The distribution curve of FMR1 allele frequencies based on the CGG repeat number of the studied infertile Greek population was found in accordance with Fu’s Distribution curve. We found no shift towards higher ends neither in the total sample, nor the good or the poor responders separately. No intermediate or premutation alleles were found. (CGG)28 was the most frequent allele observed in the total sample, good or poor responders (43,5%, 42,3%, 44,4% respectively) and this was no different from Greek general population. The most prevalent genotype in both poor and good responders was norm (52,8% , 46,2% respectively).The distribution of genotypes between good and poor responders did not statistically differ (p-value 0,256). With regards to their FMR1 genetic background: infertile women carrying a norm genotype had less mean days of stimulation, higher mean of oocyte maturation rates and presented the best pregnancy odds. Infertile women carrying a hom genotype needed the most mean days of stimulation and had the lowest mean of oocyte maturation rates. The comparative pregnancy odds in this underrepresented subgroup remains for us inconclusive as a sample effect cannot be ruled out. Infertile women carrying a het genotype had 83% less pregnancy odds compared to those carrying a norm genotype. In the whole study population women not carrying a Low Allele in their Genotype had less mean number of days of stimulation compared to those carrying a Low Allele (p-value = 0,033). In the whole study population the presence of a low allele (CGG<26) was not associated with differences in pregnancy odds (p-value=0,198).
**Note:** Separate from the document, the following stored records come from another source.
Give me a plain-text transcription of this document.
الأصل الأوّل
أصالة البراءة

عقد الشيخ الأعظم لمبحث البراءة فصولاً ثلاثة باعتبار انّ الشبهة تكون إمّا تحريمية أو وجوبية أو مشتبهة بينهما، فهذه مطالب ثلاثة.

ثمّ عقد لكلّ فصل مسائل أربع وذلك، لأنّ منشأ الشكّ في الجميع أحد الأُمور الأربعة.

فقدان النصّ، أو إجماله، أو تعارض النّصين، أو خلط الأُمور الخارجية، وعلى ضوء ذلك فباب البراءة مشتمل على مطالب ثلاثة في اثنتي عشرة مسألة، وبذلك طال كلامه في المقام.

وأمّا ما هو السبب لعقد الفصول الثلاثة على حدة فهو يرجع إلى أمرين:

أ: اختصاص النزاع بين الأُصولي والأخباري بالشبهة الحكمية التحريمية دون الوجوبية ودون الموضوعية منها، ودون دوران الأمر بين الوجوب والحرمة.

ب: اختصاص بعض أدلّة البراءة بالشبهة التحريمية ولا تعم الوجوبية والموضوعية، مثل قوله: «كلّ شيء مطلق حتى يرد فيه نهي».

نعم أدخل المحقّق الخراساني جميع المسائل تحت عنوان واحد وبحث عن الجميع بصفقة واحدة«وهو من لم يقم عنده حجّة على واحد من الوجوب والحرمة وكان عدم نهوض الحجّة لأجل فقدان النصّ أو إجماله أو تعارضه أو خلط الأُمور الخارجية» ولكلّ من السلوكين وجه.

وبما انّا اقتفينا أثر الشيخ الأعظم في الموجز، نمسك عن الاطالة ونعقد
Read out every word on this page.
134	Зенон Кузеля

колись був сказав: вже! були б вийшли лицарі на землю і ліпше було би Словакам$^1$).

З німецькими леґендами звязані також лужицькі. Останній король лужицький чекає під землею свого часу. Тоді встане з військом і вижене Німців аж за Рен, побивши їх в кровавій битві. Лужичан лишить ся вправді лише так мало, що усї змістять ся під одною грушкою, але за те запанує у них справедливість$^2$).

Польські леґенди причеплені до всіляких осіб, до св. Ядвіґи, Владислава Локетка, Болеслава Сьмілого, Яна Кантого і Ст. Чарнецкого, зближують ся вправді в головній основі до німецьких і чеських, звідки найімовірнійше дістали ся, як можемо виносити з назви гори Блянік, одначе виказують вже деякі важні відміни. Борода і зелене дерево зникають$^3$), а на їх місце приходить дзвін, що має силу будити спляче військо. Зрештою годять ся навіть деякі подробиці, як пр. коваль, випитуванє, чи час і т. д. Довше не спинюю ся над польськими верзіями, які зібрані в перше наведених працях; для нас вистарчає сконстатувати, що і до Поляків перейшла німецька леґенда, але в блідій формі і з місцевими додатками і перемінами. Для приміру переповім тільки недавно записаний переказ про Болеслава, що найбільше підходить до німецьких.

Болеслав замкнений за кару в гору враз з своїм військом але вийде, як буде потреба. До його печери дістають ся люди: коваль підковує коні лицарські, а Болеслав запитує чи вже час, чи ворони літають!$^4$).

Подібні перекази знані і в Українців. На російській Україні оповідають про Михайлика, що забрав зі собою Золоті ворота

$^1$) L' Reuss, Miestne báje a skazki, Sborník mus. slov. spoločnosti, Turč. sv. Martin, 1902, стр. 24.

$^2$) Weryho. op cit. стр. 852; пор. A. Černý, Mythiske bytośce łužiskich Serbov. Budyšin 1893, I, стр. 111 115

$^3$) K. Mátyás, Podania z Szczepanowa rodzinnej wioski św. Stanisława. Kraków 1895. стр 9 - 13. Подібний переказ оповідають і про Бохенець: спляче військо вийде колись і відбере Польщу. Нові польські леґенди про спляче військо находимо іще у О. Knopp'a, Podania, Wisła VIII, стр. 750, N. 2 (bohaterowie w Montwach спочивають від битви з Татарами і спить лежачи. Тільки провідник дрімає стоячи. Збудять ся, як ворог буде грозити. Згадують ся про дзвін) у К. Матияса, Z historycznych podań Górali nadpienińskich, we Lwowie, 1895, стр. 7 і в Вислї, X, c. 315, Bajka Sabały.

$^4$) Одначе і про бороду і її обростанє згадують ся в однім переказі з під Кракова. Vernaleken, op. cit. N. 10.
Conclusively, FMR1 genotypes seem to have both a quantitative (days of stimulation) and a qualitative (maturation rates) effect on IVF outcomes, as well as on pregnancy odds. The FMR1 could be considered as a candidate gene implicated in IVF success. A rationale of building up a multi-genetic, individualized profile with other genes involved in the IVF process is also an option, where FMR1 could prove informative.
The relative small size of the study population allows for only preliminary results, which require confirmation in a larger study population. The random X-inactivation could act as a possible modifier of the impact of FMR1 genotypes in the ovary.